The origin of retrospective PIVCLMS is in the smooth muscle of the IVC wall of the inferior vena cava. Therefore, the inferior vena cava vein wall is thin, and the tumor cannot be peeled off, and only resection can be performed.
Whether you only look at the scope of the disease, you can feel that the current surgery is extremely difficult to do.
After all, the inferior vena cava is a large vein in the human body, and it is anatomically too long. If a tumor grows in it, it should be divided according to specialties, and there should not be multiple surgical specialties.
Some doctors have theorized that the inferior vena cava can be divided into four segments from bottom to top according to this disease.
The first segment is to the level of the renal vein, the second segment is from the opening of the deep vein to the third porta hepatis, the third segment is from the third porta hepatis to the plane of the diaphragm, and the fourth segment is the upper segment of the diaphragm to the right atrium.
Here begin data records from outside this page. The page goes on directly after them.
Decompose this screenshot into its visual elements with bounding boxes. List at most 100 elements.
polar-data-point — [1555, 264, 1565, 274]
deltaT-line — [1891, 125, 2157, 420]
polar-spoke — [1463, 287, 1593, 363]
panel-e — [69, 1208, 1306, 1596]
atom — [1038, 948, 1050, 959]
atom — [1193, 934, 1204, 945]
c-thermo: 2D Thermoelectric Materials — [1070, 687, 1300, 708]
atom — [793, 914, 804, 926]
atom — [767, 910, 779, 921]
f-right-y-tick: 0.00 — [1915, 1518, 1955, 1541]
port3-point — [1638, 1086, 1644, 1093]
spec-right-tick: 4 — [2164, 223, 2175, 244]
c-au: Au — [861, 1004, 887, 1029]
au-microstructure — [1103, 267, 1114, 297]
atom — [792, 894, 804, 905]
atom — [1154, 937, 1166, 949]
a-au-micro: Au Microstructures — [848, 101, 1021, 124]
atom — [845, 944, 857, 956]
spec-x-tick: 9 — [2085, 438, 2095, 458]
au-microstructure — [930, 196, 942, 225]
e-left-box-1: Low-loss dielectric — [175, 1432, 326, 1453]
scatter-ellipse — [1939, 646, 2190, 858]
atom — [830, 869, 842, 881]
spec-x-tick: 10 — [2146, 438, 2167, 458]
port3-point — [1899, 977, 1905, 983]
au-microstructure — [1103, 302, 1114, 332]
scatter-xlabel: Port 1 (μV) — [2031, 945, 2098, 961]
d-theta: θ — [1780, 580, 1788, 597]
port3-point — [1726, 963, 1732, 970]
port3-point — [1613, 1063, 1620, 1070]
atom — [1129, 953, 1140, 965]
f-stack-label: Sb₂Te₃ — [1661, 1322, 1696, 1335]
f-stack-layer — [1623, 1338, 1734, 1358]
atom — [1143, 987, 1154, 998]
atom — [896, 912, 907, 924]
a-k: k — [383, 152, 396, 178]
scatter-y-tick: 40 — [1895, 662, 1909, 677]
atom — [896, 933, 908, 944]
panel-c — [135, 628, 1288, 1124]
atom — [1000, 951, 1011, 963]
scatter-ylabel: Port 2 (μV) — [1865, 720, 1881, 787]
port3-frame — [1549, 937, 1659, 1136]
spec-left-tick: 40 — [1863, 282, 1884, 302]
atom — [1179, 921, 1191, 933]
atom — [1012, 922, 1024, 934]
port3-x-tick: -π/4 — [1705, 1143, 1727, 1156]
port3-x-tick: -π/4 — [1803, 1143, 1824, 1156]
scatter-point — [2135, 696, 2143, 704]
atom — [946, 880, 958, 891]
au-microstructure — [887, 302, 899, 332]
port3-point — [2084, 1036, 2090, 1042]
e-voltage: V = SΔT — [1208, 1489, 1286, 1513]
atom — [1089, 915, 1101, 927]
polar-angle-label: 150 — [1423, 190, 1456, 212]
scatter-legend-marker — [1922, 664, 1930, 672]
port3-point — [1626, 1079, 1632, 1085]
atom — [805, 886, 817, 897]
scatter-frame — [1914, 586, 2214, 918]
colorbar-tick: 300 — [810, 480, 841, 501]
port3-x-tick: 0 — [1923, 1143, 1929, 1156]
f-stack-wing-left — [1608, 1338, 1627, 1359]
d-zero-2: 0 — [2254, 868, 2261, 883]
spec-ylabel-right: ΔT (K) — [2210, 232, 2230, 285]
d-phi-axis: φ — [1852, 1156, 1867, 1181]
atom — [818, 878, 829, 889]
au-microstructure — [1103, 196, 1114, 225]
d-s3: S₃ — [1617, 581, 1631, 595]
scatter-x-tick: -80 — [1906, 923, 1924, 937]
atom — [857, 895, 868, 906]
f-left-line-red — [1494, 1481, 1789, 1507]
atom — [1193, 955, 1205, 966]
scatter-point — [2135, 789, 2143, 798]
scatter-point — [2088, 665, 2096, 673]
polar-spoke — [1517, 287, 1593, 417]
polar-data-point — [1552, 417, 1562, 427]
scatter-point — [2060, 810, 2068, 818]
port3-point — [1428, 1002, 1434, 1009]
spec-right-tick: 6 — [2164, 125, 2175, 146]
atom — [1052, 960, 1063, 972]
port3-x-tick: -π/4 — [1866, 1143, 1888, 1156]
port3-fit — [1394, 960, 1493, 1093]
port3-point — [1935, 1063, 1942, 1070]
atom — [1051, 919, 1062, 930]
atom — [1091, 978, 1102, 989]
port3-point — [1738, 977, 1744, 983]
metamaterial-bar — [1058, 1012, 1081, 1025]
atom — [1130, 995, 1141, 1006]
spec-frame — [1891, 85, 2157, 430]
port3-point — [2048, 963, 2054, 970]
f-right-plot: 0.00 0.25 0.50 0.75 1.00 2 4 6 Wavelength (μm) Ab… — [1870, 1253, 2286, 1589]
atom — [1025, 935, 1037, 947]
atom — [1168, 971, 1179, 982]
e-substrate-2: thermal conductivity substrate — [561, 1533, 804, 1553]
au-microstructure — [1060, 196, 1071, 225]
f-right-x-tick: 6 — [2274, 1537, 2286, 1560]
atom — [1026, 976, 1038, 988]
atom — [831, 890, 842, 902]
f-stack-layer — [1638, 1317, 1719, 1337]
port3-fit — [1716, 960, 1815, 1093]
The first paragraph belongs to the category of urology, and the second paragraph may involve urology and hepatobiliary surgery. And so on, the third stage is mainly about hepatobiliary surgery, and the fourth stage is about cardiothoracic surgery.
Returning to the current surgical case, the CT angiography results showed that, coupled with the patient's obvious Budd-Chiari syndrome, the tumor obstruction mainly occurred in the third segment of the inferior vena cava, so the hepatobiliary surgery was responsible.
The hepatobiliary surgeon needs to further clarify during the exploratory operation that the tumor is only growing inside the vein, outside the vein, or both.